Sad news today out of England that Graham Nearn, the man most responsible for keeping the Lotus 7 flame burning bright has passed away. Nearn, who was 76, started out as a “dealer” for the immortal 7 back when they first hit the market in the late 1950s, and later, went on to save the brand, and continue producing them under the Caterham name.
Graham Nearn created Caterham Cars in 1959 as a retail outlet for the lightweight Lotus 7 roadster. It was originally designed, built and sold by Colin Chapman as a kit car, literally a box of parts and a set of build instructions. Nearn started Caterham both as a dealer of the kits, and as a way to help out buyers figure out the intricacies of building their own car.
Graham Nearn was also instrumental in getting the Lotus 7 used as a set piece on the opening of the BBC’s “The Prisoner” television show. That’s Nearn on the right with Prisoner star Patrick MacGoohan. MacGoohan loved the idea of his character driving a 7, feeling that it showed #6 to be an independent thinker, self-reliant and resourceful.
When Chapman and Lotus tired of producing 7s, and were going to axe production entirely in 1973, Nearn and Caterham bought the rights and tooling from Chapman, and continue to produce the car to this day.

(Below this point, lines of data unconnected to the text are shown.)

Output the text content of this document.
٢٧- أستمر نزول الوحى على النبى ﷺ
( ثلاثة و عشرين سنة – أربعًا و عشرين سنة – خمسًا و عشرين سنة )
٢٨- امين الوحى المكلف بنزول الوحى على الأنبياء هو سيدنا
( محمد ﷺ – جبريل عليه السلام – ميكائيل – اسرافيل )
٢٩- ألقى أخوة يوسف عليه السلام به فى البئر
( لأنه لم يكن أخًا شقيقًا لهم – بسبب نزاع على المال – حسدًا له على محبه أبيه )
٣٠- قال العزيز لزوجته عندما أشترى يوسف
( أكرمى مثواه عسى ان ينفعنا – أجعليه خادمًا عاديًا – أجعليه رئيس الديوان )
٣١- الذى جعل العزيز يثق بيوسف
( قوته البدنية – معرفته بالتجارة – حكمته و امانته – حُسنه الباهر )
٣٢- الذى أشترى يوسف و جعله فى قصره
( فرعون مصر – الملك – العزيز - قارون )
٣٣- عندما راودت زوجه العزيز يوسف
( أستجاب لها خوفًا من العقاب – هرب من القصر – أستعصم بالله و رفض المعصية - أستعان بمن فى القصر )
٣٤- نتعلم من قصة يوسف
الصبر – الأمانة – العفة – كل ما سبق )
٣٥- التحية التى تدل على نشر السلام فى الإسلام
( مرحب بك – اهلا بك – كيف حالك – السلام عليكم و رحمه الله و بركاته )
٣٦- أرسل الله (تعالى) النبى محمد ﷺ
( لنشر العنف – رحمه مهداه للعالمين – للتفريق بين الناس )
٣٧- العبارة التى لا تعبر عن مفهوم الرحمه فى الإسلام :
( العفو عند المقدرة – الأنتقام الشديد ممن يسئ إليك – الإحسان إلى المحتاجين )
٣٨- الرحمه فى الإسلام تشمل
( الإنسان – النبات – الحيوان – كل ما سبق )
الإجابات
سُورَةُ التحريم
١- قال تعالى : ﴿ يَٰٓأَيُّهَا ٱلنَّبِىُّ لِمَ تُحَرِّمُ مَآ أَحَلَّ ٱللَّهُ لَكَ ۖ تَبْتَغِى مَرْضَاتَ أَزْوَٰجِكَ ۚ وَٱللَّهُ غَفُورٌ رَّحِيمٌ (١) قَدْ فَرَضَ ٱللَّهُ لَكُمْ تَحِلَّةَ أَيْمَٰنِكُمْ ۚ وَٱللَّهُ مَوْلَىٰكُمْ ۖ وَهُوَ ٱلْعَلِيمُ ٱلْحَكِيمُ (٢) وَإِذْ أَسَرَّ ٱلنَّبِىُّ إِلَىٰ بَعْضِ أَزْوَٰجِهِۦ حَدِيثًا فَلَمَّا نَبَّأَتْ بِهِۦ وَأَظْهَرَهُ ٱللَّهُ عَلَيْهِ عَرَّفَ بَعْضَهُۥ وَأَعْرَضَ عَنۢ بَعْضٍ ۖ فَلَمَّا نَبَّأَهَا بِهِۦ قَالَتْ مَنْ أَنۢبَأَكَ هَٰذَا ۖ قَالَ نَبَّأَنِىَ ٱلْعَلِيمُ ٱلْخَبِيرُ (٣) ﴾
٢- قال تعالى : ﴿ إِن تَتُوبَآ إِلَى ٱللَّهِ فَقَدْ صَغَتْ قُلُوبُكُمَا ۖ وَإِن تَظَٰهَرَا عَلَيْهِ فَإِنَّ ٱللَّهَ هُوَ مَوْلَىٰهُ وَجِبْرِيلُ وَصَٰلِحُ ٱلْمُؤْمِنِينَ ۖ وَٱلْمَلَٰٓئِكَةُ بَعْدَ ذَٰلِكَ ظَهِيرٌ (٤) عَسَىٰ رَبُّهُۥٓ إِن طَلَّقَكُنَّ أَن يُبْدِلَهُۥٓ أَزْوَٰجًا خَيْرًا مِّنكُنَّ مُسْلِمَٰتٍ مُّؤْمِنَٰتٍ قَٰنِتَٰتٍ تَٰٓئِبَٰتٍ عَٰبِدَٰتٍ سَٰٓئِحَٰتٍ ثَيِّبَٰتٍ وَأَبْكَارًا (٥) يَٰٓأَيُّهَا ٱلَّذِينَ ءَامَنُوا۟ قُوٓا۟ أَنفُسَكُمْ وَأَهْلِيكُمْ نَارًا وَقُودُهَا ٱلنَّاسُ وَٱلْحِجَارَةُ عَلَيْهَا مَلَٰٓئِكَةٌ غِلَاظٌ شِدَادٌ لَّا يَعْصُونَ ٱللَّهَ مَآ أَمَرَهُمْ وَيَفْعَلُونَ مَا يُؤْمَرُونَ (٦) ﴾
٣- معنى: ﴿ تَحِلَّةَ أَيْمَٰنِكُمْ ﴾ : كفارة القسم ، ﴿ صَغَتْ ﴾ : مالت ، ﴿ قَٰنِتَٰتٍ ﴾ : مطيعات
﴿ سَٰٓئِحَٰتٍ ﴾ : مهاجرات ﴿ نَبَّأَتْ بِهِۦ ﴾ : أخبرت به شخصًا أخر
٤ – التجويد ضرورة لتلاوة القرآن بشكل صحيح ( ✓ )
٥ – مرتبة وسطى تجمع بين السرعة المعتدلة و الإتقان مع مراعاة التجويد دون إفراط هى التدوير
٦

Nearn took over manufacturing and kept the car true to its origins – light, basic, and an absolute blast to drive. Since it’s inception, the Lotus 7 has consistently beaten cars with more power. TO go fast, add lightness, said Colin Chapman, and the 7 is the living embodiment of that credo. And the fact that we still have a car this good around can be laid at the feet of Graham Nearn.
Nearn passed away last weekend and we send our condolences to the entire Caterham family worldwide.